Standardized Operating Procedures And Complication Prevention Systems
Jun 16, 2026
The No. 1 core biopsy needle procedure is a technically demanding interventional operation. Success depends not only on the equipment itself but also critically on the operator's adherence to standardized technique and comprehensive risk management awareness. A rigorous operational protocol and safety strategy serve as the lifeline for ensuring diagnostic accuracy and patient safety.
Standardized Operating Procedure (SOP):
- Pre-operative Preparation: Strictly verify patient identity, imaging data, and coagulation profiles (INR < 1.5, Platelets > 50 × 10⁹/L). Thoroughly explain the purpose, process, and potential risks to the patient, and obtain signed informed consent. Select the optimal entry point and trajectory, carefully avoiding major vessels, nerves, and hollow viscera.
- Aseptic Technique and Anesthesia: Strictly adhere to aseptic principles. Administer local infiltration anesthesia layer-by-layer using 1%-2% Lidocaine, extending from the skin and subcutaneous tissue down to the lesion capsule. Adequate anesthesia is key to minimizing patient discomfort and preventing involuntary movement during the procedure.
- Puncture and Firing: Under real-time imaging guidance (Ultrasound/CT), precisely advance the coaxial introducer needle to the edge of the target lesion. Once the needle tip position is confirmed, load and fire the No. 1 core biopsy needle. The "Two-Step" firing technique is the standard: first fire the inner stylet (ejecting the sample notch), then fire the outer cannula (closing the cutting sheath). The entire process should be swift and decisive.
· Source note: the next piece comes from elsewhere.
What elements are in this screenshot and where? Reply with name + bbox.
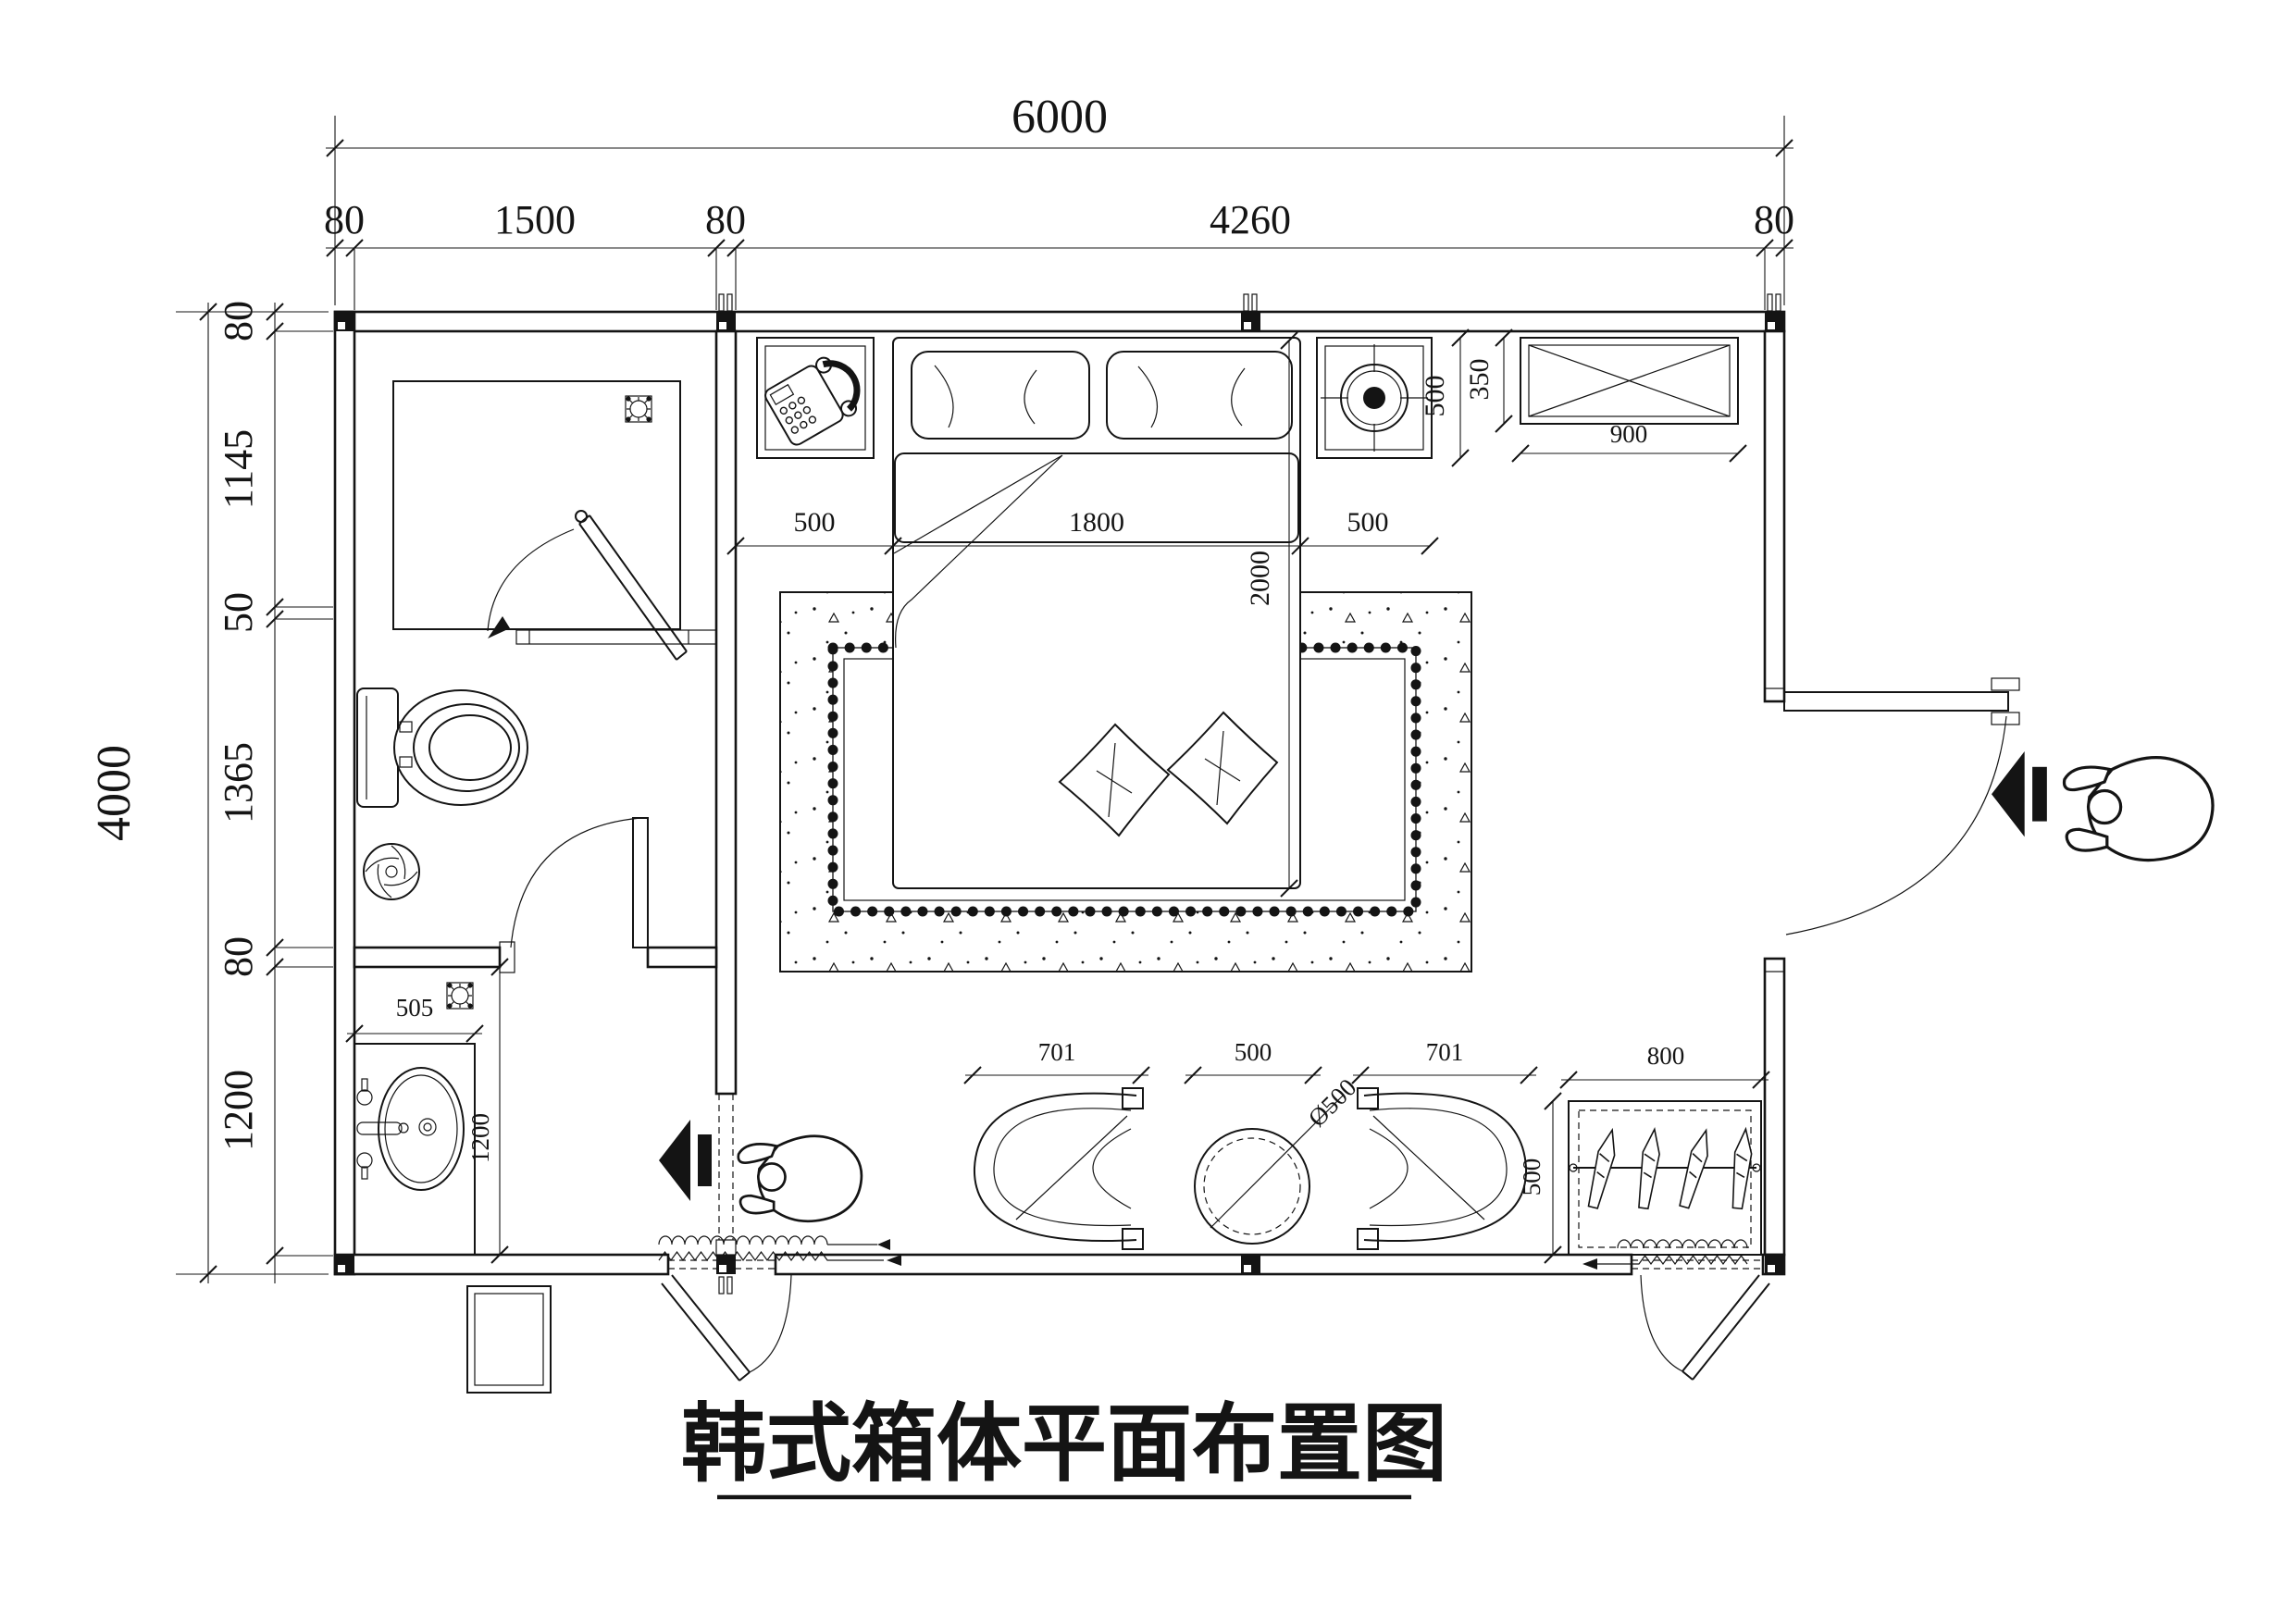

- Specimen Handling and Transport: Withdraw the biopsy needle. Using a sterile needle or forceps, gently expel the tissue core from the sample notch onto filter paper or place it directly into a designated specimen container. Document the number of passes, as well as the macroscopic appearance of the sample (color, texture, size). Based on clinical requirements, allocate samples for routine pathology, immunohistochemistry, microbiological culture, or molecular testing.
- Post-operative Observation and Compression: Immediately after needle withdrawal, apply firm pressure to the puncture site with sterile gauze for at least 5–10 minutes (extending to 15 minutes for highly vascular organs like the breast or liver). Instruct the patient to rest in bed for 2 hours, monitoring for active bleeding, pneumothorax (for chest biopsies), or severe abdominal pain.
Complication Prevention and Management Strategies:
Although the No. 1 core needle is relatively safe, the following risks must be anticipated:
- Hemorrhage and Hematoma: The most common complication. Prevention hinges on avoiding vessels and ensuring adequate post-procedure compression. For high-risk locations (e.g., liver, kidney), consider tract embolization using gelatin sponge particles or coils. In the event of a progressively enlarging hematoma, emergency angiography and transcatheter arterial embolization are required.
- Pneumothorax (Thoracic Biopsy): Incidence ranges from 1%–5%. Preventive measures include selecting entry points with thicker lung parenchyma, avoiding interlobar fissures, and instructing the patient to hold their breath during needle passage. Small pneumothoraces may resolve spontaneously, while large ones require closed thoracic drainage.
- Needle Tract Seeding: Incidence is extremely low (<0.01%). The use of the coaxial cannula technique, which restricts the biopsy needle to moving within the sheath, is the most effective preventive measure.
- Infection: Strict adherence to aseptic technique is fundamental. For immunocompromised patients or those with known bacteremia, prophylactic antibiotics may be considered.
Mastering these standardized protocols and contingency plans transforms the No. 1 core biopsy needle into a truly reliable asset for the clinician.